Canadian Minister of Justice Jody Wilson-Raybould has justified the proposed law by saying current laws allow many impaired drivers to escape detection at check stops. She says the new legislation is consistent with the Charter but many lawyers disagree, insisting that a law allowing police to engage in random testing without reasonable suspicion would not be enforceable under the Charter, which says “everyone has the right to be secure against unreasonable search or seizure.”
Vancouver-based lawyer Sarah Leamon stated in The Georgia Straight that she anticipates a constitutional challenge being launched the day after the law is enacted. Such a challenge would go all the way to the Supreme Court, said Lisa Silver, a law professor at the University of Calgary, to the Calgary Sun, noting that “it engages all of Canada’s fundamental principles of justice under the Charter.” Ian Savage, president of the Defence Lawyers’ Association in Calgary, believes the Supreme Court would strike down the law allowing random testing. He says the proposed law “is essentially the equivalent of the federal government trying to pull the foundation stone out of a building.”

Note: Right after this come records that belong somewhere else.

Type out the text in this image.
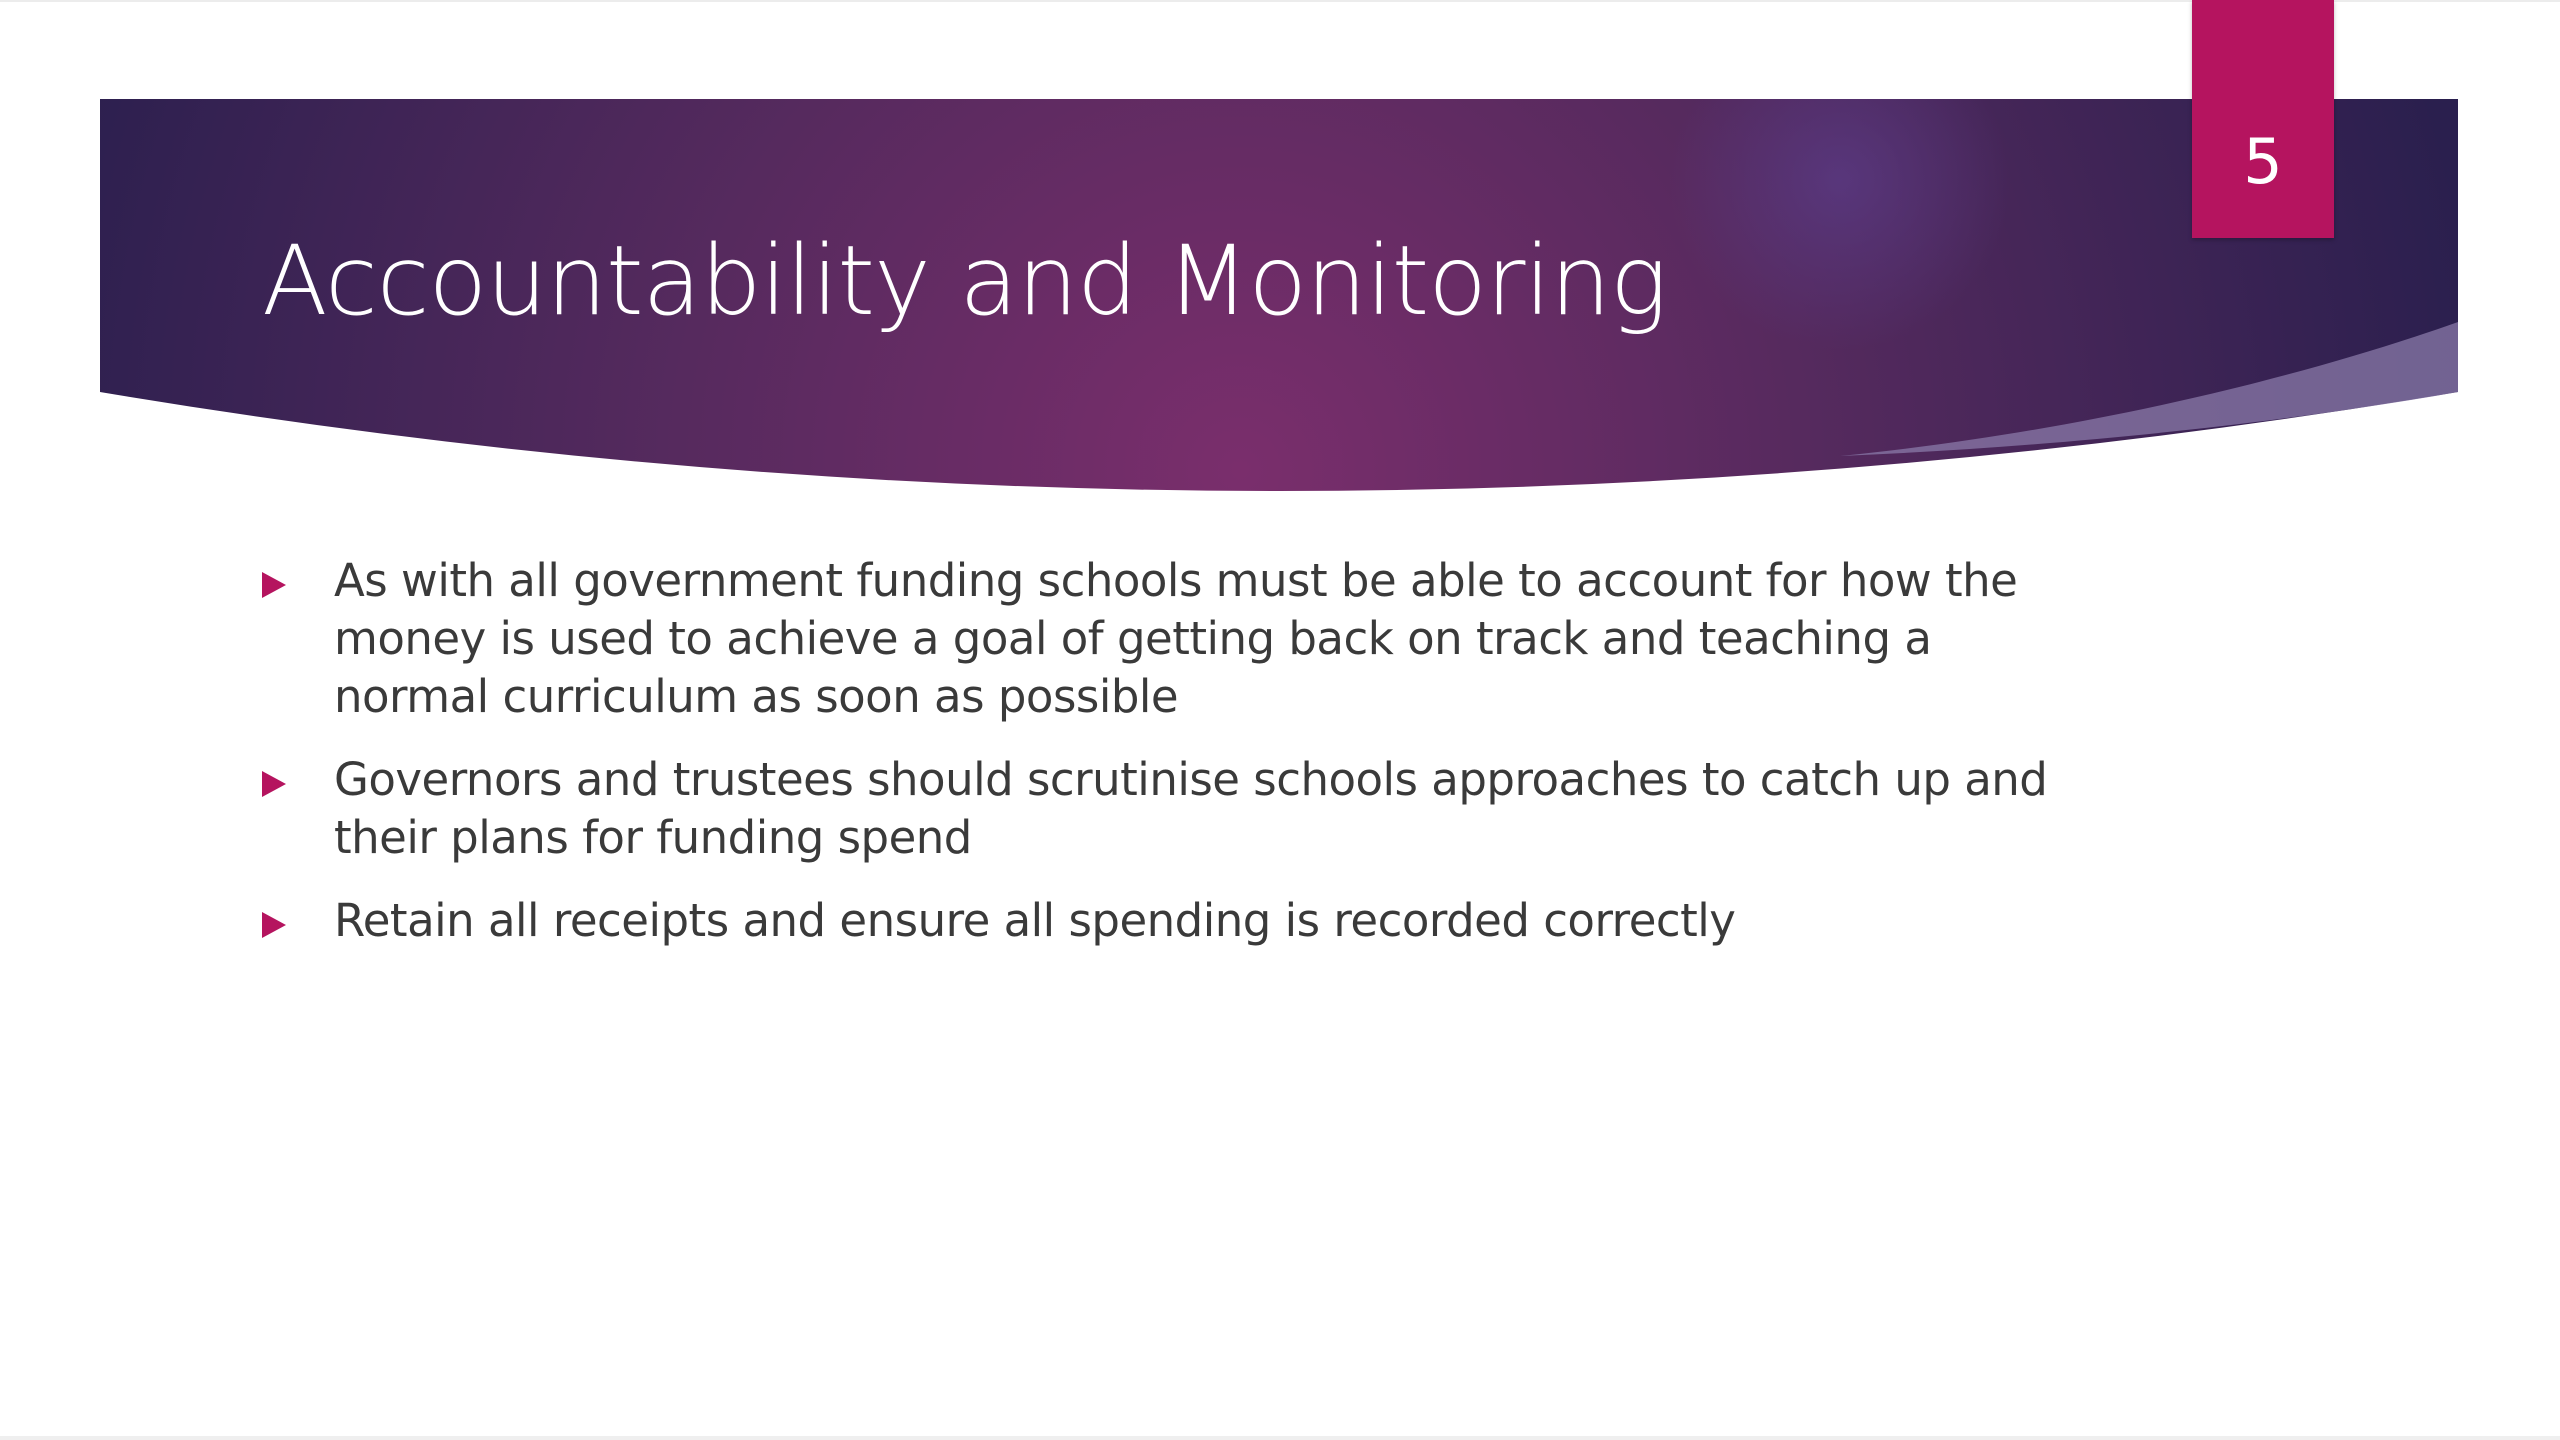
Accountability and Monitoring
5
As with all government funding schools must be able to account for how the money is used to achieve a goal of getting back on track and teaching a normal curriculum as soon as possible
Governors and trustees should scrutinise schools approaches to catch up and their plans for funding spend
Retain all receipts and ensure all spending is recorded correctly
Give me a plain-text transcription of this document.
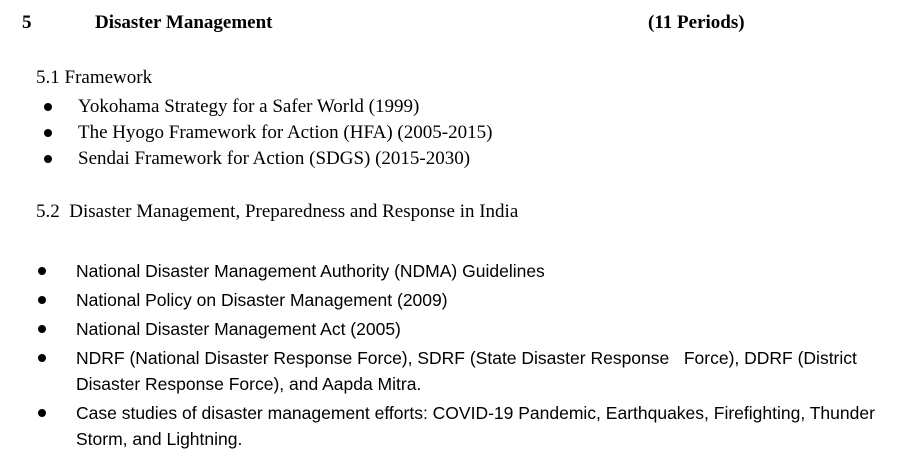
5	Disaster Management	(11 Periods)
5.1 Framework
Yokohama Strategy for a Safer World (1999)
The Hyogo Framework for Action (HFA) (2005-2015)
Sendai Framework for Action (SDGS) (2015-2030)
5.2  Disaster Management, Preparedness and Response in India
National Disaster Management Authority (NDMA) Guidelines
National Policy on Disaster Management (2009)
National Disaster Management Act (2005)
NDRF (National Disaster Response Force), SDRF (State Disaster Response   Force), DDRF (District Disaster Response Force), and Aapda Mitra.
Case studies of disaster management efforts: COVID-19 Pandemic, Earthquakes, Firefighting, Thunder Storm, and Lightning.
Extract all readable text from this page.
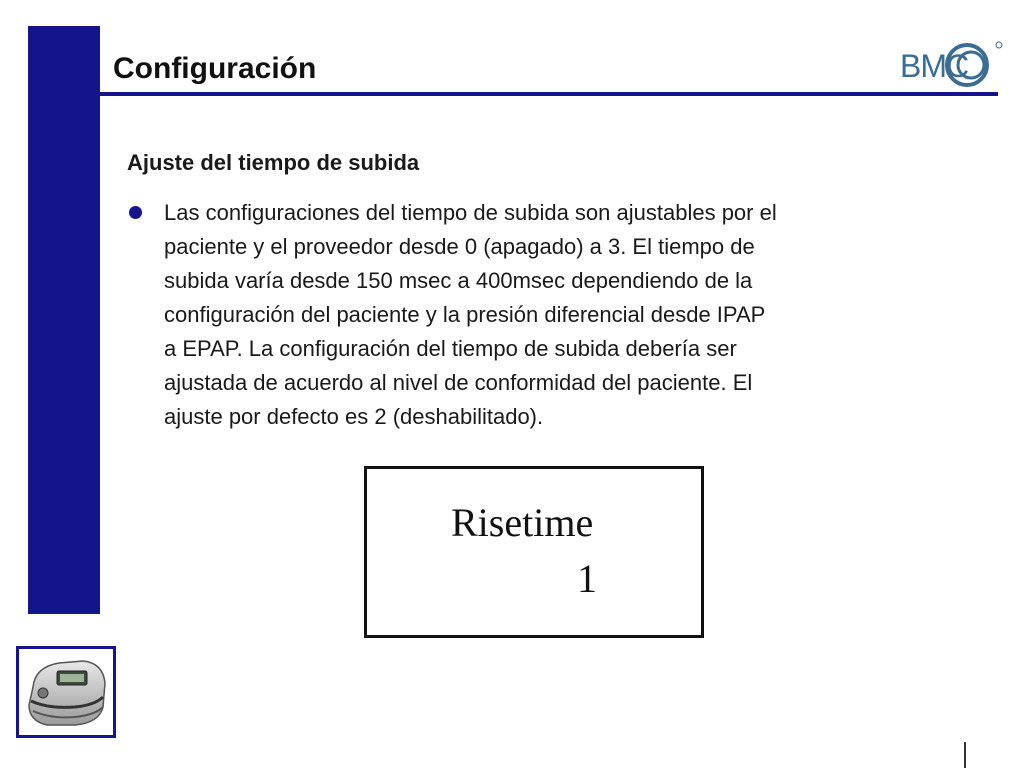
Configuración	BMC
Ajuste del tiempo de subida

Las configuraciones del tiempo de subida son ajustables por el
paciente y el proveedor desde 0 (apagado) a 3. El tiempo de
subida varía desde 150 msec a 400msec dependiendo de la
configuración del paciente y la presión diferencial desde IPAP
a EPAP. La configuración del tiempo de subida debería ser
ajustada de acuerdo al nivel de conformidad del paciente. El
ajuste por defecto es 2 (deshabilitado).

Risetime
1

Also under Bill C-46, a person would be legally impaired if they had in his system two nanograms of THC per millilitre of blood. Many lawyers take issue with this stipulation because there is no scientific consensus on how much THC constitutes impairment. As a result, they say, the test for THC could produce evidence that is not relevant to the crime of driving while impaired.
“When you have something that encroaches on people’s freedom and privacy in a significant way, that yields no relevant evidence to the underlying question, ‘Was that person impaired while driving?’, it just looks like a real mess that can’t survive the first set of challenges,” Tousaw told Now Magazine. He added that the limit is “so shockingly low” a person could exceed it a week or two weeks after ingesting cannabis. Legal experts also anticipate that drivers who are visible minorities will launch constitutional challenges claiming they have been singled out by police for the roadside tests. “You are almost guaranteed to have more of these challenges once the law is enacted,” says Lloyd, adding that many of them will likely be related to Section 7 of the Charter.
Montreal criminal lawyer Eric Sutton believes the laws surrounding both medicinal and recreational cannabis could be simpler and says the proposed legislation doesn’t make things clearer. “I don’t think it will be easy to challenge the new legislation but that doesn’t mean it’s fair-minded,” he told Leafly. “It’s certainly not as progressive or as realistic as it should be.”